A própria legislação (artigo 277, §2°, do CTB) e o Contran (Resolução n° 423/2013) divergem com a redação do artigo 165-A, já que, determinam outros meios para a produção da prova da embriaguez. Se é possível a constatação da alteração da capacidade psicomotora por tantos outros meios de prova, não existe a obrigatoriedade do etilômetro e, consequentemente, não haveria motivo para punir a sua recusa.

Em razão da recente vigência da lei, ainda não há decisões sobre a temática em específico, entretanto, a recusa do bafômetro já havia sido protegida por decisões exaradas pelo Judiciário, sustentando a aplicabilidade do princípio nemo tenetur se detegere, citando o dispositivo constitucional que assegura tal direito. Alguns exemplos:

ADMINISTRATIVO. AÇÃO ORDINÁRIA. AUTO DE INFRAÇÃO DE TRÂNSITO. TESTE DO BAFÔMETRO. RECUSA.  – O art. 277 do CTB dispõe que a verificação do estado de embriaguez, ao menos para cominação de penalidade administrativa, pode ser feita por outros meios de prova que não o teste do etilômetro. A despeito das discussões acerca do art. 277, §3º, CTB, a jurisprudência exige que a embriaguez esteja demonstrada por outros meios de prova, não podendo ser decorrência automática da recusa em realizar o teste. (TRF4, AC 5001367-22.2015.404.7106, TERCEIRA TURMA, Relator p/ Acórdão RICARDO TEIXEIRA DO VALLE PEREIRA, juntado aos autos em 12/05/2016)

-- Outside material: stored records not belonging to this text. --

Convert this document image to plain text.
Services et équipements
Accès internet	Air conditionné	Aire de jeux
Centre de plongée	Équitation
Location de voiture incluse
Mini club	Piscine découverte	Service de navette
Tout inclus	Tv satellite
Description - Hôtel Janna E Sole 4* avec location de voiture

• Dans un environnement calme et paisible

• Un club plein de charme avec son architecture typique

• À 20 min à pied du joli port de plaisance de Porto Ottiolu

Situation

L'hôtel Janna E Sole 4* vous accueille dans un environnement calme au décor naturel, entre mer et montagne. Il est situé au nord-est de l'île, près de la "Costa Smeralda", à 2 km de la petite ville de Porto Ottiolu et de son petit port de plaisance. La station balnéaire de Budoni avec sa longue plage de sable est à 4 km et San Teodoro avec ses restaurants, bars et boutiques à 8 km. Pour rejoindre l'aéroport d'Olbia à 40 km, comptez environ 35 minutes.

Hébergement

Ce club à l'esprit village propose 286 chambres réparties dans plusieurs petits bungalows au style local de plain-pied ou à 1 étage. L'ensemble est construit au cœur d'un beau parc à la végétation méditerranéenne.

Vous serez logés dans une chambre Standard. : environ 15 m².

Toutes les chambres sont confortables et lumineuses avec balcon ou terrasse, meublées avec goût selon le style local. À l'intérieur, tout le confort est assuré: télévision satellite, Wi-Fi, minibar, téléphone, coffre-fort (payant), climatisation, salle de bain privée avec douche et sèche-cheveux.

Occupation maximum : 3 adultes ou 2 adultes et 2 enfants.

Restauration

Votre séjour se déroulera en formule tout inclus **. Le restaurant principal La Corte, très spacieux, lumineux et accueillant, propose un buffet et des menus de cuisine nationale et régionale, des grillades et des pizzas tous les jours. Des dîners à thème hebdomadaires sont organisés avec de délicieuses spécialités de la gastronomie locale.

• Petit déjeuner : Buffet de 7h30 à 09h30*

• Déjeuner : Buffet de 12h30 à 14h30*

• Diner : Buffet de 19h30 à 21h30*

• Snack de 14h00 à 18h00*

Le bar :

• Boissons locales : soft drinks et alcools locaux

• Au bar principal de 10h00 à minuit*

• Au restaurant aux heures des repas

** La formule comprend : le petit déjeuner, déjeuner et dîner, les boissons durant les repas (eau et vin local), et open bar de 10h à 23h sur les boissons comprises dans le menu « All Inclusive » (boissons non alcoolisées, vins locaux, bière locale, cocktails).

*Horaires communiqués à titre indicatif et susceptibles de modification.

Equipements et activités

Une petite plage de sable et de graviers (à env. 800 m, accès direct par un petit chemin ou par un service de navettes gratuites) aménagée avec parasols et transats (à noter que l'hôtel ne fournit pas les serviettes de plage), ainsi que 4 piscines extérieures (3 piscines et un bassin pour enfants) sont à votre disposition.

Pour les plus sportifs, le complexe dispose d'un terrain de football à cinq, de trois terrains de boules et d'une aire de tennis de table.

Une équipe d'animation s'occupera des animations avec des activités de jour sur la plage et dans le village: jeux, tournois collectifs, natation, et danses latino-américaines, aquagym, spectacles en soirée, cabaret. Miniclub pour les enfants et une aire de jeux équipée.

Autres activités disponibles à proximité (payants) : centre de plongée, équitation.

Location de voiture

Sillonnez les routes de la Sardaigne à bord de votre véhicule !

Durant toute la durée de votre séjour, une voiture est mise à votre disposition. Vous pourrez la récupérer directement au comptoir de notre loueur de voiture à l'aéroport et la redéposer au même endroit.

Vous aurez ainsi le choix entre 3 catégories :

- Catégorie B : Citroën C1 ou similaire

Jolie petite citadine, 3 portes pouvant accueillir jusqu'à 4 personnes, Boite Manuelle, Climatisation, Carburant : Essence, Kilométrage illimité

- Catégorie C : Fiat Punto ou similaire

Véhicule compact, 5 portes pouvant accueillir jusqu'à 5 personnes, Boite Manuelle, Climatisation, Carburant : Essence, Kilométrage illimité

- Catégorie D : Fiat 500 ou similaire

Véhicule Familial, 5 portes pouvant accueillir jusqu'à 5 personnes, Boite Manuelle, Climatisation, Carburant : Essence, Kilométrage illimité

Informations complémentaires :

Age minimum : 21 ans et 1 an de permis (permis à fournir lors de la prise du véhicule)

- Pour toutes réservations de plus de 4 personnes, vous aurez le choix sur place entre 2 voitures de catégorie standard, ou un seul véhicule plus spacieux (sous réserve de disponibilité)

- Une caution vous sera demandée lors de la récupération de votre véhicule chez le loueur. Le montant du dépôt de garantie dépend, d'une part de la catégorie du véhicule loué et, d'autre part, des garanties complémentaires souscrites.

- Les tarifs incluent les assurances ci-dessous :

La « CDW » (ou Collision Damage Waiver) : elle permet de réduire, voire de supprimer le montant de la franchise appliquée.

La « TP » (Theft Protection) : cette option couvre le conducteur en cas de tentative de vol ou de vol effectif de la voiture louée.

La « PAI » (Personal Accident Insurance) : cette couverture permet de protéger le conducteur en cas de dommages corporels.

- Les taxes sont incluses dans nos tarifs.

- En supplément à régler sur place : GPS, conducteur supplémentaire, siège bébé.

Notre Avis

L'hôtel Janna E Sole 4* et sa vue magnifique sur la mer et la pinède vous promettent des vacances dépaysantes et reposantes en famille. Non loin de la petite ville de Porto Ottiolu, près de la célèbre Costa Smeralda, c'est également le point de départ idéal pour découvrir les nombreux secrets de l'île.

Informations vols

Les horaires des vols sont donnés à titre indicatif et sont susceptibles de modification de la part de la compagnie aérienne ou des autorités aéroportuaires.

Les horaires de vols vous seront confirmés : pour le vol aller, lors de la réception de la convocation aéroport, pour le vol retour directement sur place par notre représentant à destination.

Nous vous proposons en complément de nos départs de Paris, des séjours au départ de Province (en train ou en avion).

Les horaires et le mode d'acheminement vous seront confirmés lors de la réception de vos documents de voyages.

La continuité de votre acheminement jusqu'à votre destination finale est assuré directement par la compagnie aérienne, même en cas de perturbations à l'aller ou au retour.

 ADMINISTRATIVO. TRÂNSITO. AUTO DE INFRAÇÃO. TESTE DO BAFÔMETRO. RECUSA. NECESSIDADE DE OUTROS MEIOS DE PROVA. ANULAÇÃO. O art. 277, caput e § 3º, do Código de Trânsito Brasileiro, com a redação dada pela Lei n.º 12.760/12, dispõe que ao condutor que se recusa a realizar o teste do bafômetro serão aplicadas as penalidades e medidas administrativas estabelecidas no seu art. 165. A embriaguez deve ser demonstrada por outros meios de prova, não podendo ser atestada como decorrência automática da recusa do condutor de realizar o teste do etilômetro (“bafômetro”). Precedentes. (TRF4 5014123-06.2014.404.7201, QUARTA TURMA, Relatora p/ Acórdão VIVIAN JOSETE PANTALEÃO CAMINHA, juntado aos autos em 03/05/2016)

 ADMINISTRATIVO. INFRAÇÃO ADMINISTRATIVA. TRÂNSITO. AUTO DE INFRAÇÃO E NOTIFICAÇÃO DE AUTUAÇÃO. ART. 165 E 277 DO CÓDIGO DE TRÂNSITO. RECUSA EM FAZER O TESTE DO “BAFÔMETRO”. AUSÊNCIA DE SINAIS DE EMBRIAGUEZ. FALTA DE PROVAS. 1. Consta dos autos que a autoridade afirmou que a autuação ocorreu diante da recusa do autor em realizar o teste do etilômetro. A despeito das discussões acerca do art. 277, §3º, CTB, a jurisprudência exige que a embriaguez esteja demonstrada por outros meios de prova, não podendo ser decorrência automática da recusa em realizar o teste. 2. A antecipação de tutela deve ser concedida para que, até o julgamento final da ação, seja suspensa a penalidade de impossibilidade de uso da CNH, bem como a multa, no que se refere somente à infração prevista no artigo 277, parágrafo terceiro, c/c artigo 165, do CTB. (TRF4, AG 5001455-04.2016.404.0000, TERCEIRA TURMA, Relatora p/ Acórdão MARGA INGE BARTH TESSLER, juntado aos autos em 07/04/2016)

Por todo o exposto, concluo que o artigo 165-A, do CTB está em descompasso com a Constituição Federal, ferindo o direito da não-autoincriminação (art. 5º, inciso LXIII), já que, ao exercer tal direito, o condutor será punido na via administrativa.

A melhor maneira de buscar sanar tal ilegalidade é recorrer da infração, na via administrativa, caso esteja dentro do prazo, e posteriormente na via judicial. Para tanto, em ambas as situações, é sempre recomendado o acompanhamento de um advogado para o ingresso do recurso ou da ação judicial, visando a anulação da infração.